Aides récupérables : de quoi parle-t-on exactement ?
Ce sont ce qu’on appelle les aides sociales récupérables, c’est-à-dire que l’État (ou le département) peut en demander le remboursement dans certains cas précis. Généralement après le décès du bénéficiaire, ou en cas d’amélioration de sa situation financière.
Et là, tu te dis peut-être : "Attends, c’est pas un don ?" Eh ben non, pas toujours.
Les principales aides concernées par la récupération
L’aide sociale à l’hébergement (ASH)
C’est sûrement la plus connue des aides récupérables.
Elle concerne les personnes âgées placées en EHPAD (maison de retraite) ou autre structure, quand leurs revenus ne suffisent pas à couvrir le coût.
Et donc :
Le département avance les frais
Mais après le décès, il peut se rembourser sur la succession
Petite anecdote perso : ma grand-tante était en maison médicalisée dans l’Oise.
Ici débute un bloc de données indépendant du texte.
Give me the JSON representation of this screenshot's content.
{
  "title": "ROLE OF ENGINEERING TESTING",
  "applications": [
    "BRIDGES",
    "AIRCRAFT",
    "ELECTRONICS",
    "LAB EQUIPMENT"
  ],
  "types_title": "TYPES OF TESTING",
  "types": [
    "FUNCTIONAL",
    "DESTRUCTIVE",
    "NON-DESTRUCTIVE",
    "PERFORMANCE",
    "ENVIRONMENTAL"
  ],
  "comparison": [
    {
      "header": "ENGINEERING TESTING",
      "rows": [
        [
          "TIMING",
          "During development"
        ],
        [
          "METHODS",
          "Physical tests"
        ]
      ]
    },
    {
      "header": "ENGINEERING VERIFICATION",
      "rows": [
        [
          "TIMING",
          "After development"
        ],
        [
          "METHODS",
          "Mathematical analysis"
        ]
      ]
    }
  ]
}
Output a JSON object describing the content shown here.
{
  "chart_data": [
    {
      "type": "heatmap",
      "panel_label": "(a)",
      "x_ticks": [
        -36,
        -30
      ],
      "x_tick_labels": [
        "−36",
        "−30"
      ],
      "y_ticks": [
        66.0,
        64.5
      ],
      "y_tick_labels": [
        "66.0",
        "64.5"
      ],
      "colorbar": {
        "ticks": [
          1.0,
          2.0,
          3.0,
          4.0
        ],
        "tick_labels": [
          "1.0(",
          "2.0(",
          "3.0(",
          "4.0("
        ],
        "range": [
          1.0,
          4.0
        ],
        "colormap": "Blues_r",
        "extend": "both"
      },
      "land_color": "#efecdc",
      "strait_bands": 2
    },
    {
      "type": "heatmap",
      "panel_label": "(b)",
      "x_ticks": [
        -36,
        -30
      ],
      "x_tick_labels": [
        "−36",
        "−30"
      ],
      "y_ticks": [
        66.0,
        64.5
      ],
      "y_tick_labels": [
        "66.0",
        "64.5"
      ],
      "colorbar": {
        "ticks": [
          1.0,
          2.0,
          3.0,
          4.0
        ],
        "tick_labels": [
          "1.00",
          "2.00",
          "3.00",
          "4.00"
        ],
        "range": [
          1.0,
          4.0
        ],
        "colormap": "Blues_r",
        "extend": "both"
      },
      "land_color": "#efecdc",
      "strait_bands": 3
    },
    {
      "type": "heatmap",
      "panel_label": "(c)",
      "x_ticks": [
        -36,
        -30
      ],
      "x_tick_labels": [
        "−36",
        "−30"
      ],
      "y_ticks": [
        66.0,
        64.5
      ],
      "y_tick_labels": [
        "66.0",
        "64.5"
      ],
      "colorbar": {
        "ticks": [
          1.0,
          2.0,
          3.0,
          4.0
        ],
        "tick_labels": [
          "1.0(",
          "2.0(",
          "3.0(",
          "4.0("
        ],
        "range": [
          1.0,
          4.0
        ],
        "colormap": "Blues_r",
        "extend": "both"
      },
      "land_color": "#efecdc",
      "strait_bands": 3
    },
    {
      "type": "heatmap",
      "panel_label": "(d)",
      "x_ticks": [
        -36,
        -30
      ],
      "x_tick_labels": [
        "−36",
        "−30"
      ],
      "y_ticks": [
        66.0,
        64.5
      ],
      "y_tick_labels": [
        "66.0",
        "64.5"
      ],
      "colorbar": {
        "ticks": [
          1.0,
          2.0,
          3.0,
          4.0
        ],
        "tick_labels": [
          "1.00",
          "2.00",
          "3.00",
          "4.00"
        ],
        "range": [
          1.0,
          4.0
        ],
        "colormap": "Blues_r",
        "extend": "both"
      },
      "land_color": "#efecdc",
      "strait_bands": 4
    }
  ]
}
L’ASH a couvert presque 900 €/mois pendant 5 ans. À son décès, le notaire nous a informés que le département avait posé une créance sur sa maison. On était un peu choqués, mais c’était légal.
L’Allocation de solidarité aux personnes âgées (ASPA)
Anciennement appelée minimum vieillesse, l’ASPA est aussi récupérable.
Mais attention, seulement si la succession dépasse un certain montant : 39000€ en 2024. En dessous de ce seuil, pas de récupération.
Et la récupération ne porte que sur le montant versé depuis les 10 dernières années. C’est pas rétroactif sur toute une vie, faut pas exagérer non plus.
L’aide sociale à domicile
Moins connue, mais aussi récupérable. Ça concerne :
Les aides-ménagères
Les soins à domicile
Les auxiliaires de vie
Encore une fois, le remboursement peut se faire au décès du bénéficiaire, sur la succession. Sauf exceptions (genre s’il reste un conjoint survivant à faibles ressources).
Dans quels cas l’État peut-il récupérer ces aides ?
Succession avec patrimoine
Le scénario classique : la personne décède, et laisse derrière elle une maison, un appartement, un terrain…. Là, le département dit :
"Attendez, on a payé pour elle pendant 8 ans… donc on aimerait bien récupérer un peu."
Et il déduit la somme avancée avant de partager le reste entre les héritiers.
Amélioration de situation
Moins fréquent, mais ça arrive. Si la personne qui a reçu une aide sociale voit sa situation financière s’améliorer de manière durable, le département peut réclamer le remboursement (surtout pour l’ASH ou l’aide à domicile).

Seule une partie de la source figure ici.